Dilimin ucuna kadar gelen cümle, boğazımda düğüm olmuştu.
“Bak,” dedi babaannem, sesini hafifçe yükselterek, “anlatmazsan kalkar giderim. Gider mağazadakilerden öğrenirim.”
Gözlerini kısarak bana baktı; bu bakışı çocukluğumdan beri bilirdim.
Artık kaçış yoktu.
“Yok babaanne,” dedim. “Mağazadakiler de bilmiyor.”
Bir adım atıp önüne diz çöktüm.
Ellerini tuttum, avuçlarımın içi terden sırılsıklamdı.

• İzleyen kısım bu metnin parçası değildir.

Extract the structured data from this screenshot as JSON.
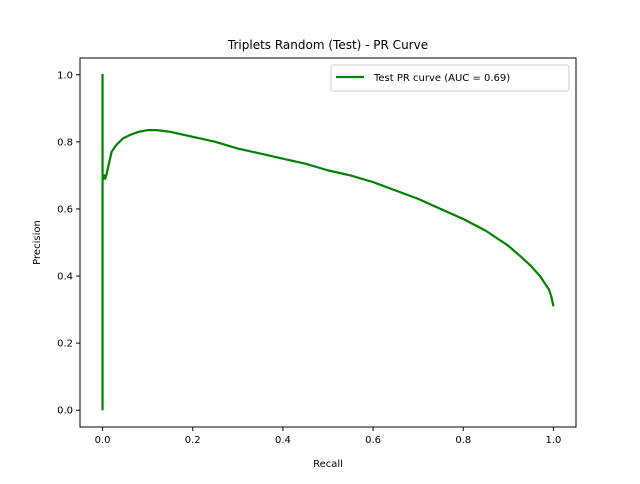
{
  "chart_data": {
    "type": "line",
    "title": "Triplets Random (Test) - PR Curve",
    "xlabel": "Recall",
    "ylabel": "Precision",
    "xlim": [
      -0.05,
      1.05
    ],
    "ylim": [
      -0.05,
      1.05
    ],
    "x_ticks": [
      0.0,
      0.2,
      0.4,
      0.6,
      0.8,
      1.0
    ],
    "x_tick_labels": [
      "0.0",
      "0.2",
      "0.4",
      "0.6",
      "0.8",
      "1.0"
    ],
    "y_ticks": [
      0.0,
      0.2,
      0.4,
      0.6,
      0.8,
      1.0
    ],
    "y_tick_labels": [
      "0.0",
      "0.2",
      "0.4",
      "0.6",
      "0.8",
      "1.0"
    ],
    "grid": false,
    "legend_position": "top-right",
    "series": [
      {
        "name": "Test PR curve (AUC = 0.69)",
        "color": "#008000",
        "x": [
          0.0,
          0.0,
          0.0,
          0.0,
          0.002,
          0.004,
          0.006,
          0.008,
          0.01,
          0.015,
          0.02,
          0.03,
          0.045,
          0.06,
          0.08,
          0.1,
          0.12,
          0.15,
          0.2,
          0.25,
          0.3,
          0.35,
          0.4,
          0.45,
          0.5,
          0.55,
          0.6,
          0.65,
          0.7,
          0.75,
          0.8,
          0.85,
          0.9,
          0.93,
          0.95,
          0.97,
          0.98,
          0.99,
          0.995,
          1.0
        ],
        "y": [
          0.0,
          1.0,
          0.64,
          0.7,
          0.69,
          0.7,
          0.69,
          0.7,
          0.71,
          0.74,
          0.77,
          0.79,
          0.81,
          0.82,
          0.83,
          0.835,
          0.835,
          0.83,
          0.815,
          0.8,
          0.78,
          0.765,
          0.75,
          0.735,
          0.715,
          0.7,
          0.68,
          0.655,
          0.63,
          0.6,
          0.57,
          0.535,
          0.49,
          0.455,
          0.43,
          0.4,
          0.38,
          0.36,
          0.34,
          0.31
        ]
      }
    ]
  }
}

Gözlerimin içine baktığında içimdeki bütün duvarlar yıkıldı.
“Babaanne…” dedim titrek bir sesle.
“Birinden evlenme teklifi aldım.”
O an zaman dondu.
Ne nefes alabiliyordum, ne de gözlerimi onunkilerden ayırabiliyordum.
Babaannem bir süre sadece bana baktı.
Yüzündeki ifade boştu; ne şaşkınlık ne de öfke… sadece derin bir sessizlik.
Sonra hafifçe başını eğdi.
“Ne dedin peki?” diye sordu yavaşça.
Sanki cevabı duymaktan korkuyordu.
Yutkundum. Dudaklarım kurumuştu.
“Şey… evet,” dedim.
Bu tek kelimeyle kalbim sanki yerinden söküldü.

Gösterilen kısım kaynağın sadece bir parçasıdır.